Overcoming uncertainty with carbonyl sulfide-based GPP estimates: observing and modeling soil COS fluxes in terrestrial ecosystems

Abstract:

Significant carbonyl sulfide (COS) exchange by soils limits the applicability of net ecosystem COS flux observations as a proxy for stomatal trace gas exchange. High frequency measurements of COS over urban and natural ecosystems offer a potential window into processes regulating the carbon and water cycle: photosynthetic carbon uptake and stomatal conductance. COS diffuses through plant stomata and is irreversibly consumed by enzymes involved in photosynthesis. In certain environments, the magnitude of soil COS fluxes may constitute one-quarter of COS uptake by plants. Here we present a way of anticipating conditions when anomalously large soil COS fluxes are likely to occur and be taken into account.

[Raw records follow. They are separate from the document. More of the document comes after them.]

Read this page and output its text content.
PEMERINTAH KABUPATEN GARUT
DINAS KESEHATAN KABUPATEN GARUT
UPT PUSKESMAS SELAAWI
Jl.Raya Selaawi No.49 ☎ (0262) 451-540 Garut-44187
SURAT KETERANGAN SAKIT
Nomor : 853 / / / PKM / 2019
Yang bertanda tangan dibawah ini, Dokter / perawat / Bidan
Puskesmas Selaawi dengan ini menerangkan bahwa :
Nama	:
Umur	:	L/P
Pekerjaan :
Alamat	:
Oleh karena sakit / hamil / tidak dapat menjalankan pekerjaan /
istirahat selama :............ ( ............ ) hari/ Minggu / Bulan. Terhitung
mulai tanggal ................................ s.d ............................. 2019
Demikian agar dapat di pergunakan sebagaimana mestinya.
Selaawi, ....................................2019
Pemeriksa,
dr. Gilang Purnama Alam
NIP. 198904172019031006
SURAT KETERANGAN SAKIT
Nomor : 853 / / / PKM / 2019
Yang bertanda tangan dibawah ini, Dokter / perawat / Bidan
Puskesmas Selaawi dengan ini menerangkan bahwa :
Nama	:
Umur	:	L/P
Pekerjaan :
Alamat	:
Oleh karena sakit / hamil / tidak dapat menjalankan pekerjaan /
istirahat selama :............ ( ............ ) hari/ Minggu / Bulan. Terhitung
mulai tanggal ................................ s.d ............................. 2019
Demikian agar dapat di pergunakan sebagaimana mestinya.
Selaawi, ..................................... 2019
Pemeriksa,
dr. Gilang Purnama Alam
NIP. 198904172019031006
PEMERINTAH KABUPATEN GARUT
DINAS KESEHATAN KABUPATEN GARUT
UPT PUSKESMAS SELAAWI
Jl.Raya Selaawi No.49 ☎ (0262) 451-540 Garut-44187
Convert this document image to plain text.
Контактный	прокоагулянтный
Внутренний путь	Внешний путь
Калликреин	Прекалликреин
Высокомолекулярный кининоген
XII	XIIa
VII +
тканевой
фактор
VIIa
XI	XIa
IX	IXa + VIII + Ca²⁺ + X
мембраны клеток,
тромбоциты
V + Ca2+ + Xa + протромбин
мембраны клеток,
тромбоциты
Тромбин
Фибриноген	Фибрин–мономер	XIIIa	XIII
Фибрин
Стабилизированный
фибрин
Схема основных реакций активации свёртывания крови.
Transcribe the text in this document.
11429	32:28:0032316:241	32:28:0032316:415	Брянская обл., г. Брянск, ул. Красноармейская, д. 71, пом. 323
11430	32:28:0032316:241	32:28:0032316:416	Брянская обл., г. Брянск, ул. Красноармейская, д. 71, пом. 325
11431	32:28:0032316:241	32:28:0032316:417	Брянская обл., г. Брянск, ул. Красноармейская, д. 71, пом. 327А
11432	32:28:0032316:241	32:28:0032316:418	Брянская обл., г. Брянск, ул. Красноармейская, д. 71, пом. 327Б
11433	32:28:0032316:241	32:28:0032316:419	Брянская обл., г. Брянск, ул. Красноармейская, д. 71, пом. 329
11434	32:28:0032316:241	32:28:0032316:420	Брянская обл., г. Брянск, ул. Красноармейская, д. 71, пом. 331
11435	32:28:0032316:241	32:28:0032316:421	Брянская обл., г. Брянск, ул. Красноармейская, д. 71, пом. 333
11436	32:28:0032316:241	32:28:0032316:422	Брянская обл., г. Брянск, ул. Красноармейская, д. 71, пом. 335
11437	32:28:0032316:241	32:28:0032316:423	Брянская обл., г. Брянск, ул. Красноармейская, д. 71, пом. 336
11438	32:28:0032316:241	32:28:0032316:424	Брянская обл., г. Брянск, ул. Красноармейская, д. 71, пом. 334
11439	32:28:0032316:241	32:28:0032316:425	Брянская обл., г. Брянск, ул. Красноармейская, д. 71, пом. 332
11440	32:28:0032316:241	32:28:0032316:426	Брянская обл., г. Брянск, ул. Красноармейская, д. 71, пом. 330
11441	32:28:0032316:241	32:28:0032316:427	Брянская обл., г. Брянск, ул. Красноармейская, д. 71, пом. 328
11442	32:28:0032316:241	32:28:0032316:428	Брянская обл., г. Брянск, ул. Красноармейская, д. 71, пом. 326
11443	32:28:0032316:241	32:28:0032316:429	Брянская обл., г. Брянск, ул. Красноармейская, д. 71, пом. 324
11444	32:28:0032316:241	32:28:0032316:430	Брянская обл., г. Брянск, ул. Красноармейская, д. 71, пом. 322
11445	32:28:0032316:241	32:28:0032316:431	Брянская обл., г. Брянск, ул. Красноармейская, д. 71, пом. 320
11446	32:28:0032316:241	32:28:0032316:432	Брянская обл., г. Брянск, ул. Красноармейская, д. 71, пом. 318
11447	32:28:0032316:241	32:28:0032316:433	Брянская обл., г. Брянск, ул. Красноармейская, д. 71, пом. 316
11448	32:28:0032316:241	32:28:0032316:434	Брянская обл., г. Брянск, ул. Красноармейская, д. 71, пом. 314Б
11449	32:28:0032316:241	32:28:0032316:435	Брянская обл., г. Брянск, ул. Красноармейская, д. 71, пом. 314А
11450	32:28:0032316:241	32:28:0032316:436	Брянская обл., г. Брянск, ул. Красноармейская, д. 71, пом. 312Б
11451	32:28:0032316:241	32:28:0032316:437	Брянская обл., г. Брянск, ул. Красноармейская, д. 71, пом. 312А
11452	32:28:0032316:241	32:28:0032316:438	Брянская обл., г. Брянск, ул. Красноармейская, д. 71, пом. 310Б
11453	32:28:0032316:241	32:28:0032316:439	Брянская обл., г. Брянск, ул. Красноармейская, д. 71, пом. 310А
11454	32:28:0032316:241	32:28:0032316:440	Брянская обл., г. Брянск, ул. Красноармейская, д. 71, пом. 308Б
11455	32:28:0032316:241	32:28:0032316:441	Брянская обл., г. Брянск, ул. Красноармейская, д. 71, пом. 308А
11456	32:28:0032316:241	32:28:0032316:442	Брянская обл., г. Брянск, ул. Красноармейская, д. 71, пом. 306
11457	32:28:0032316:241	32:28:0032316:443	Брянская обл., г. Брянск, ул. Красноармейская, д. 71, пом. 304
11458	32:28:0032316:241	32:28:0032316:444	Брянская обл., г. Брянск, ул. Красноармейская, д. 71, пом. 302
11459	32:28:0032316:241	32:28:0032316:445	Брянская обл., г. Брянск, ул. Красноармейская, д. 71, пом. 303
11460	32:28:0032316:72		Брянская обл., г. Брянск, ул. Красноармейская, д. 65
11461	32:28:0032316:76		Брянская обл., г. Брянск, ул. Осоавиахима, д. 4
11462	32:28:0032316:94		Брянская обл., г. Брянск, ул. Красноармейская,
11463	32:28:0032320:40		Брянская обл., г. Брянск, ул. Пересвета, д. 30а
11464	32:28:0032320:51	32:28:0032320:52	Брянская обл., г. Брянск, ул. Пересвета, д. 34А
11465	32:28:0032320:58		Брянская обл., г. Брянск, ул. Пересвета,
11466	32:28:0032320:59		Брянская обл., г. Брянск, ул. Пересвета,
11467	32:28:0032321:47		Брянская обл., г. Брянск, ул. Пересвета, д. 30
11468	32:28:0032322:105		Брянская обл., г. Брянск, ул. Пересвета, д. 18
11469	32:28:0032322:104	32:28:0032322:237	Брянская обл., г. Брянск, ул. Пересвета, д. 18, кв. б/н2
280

Previous studies have pointed to either a tendency for soil uptake of COS from the atmosphere with a soil moisture optimum, or exponential COS production coincident with temperature. Data from field and laboratory studies were used to deconvolve the two processes. CO2 and COS fluxes were observed from forest, desert, grassland, and agricultural soils under a range of temperature and soil moisture conditions. We demonstrate how to estimate temperature and soil moisture impacts on COS soil production based on our cross-site incubations. By building a model of soil COS exchange that combines production and consumption terms, we offer a framework for interpreting the two disparate conclusions about soil COS exchange in previous studies. Such a construction should be used in ecosystem and continental scale modeling of COS fluxes to anticipate where the influence of soil COS exchange needs to be accounted for, resulting in greater utility of carbonyl sulfide as a tracer of plant physiological processes.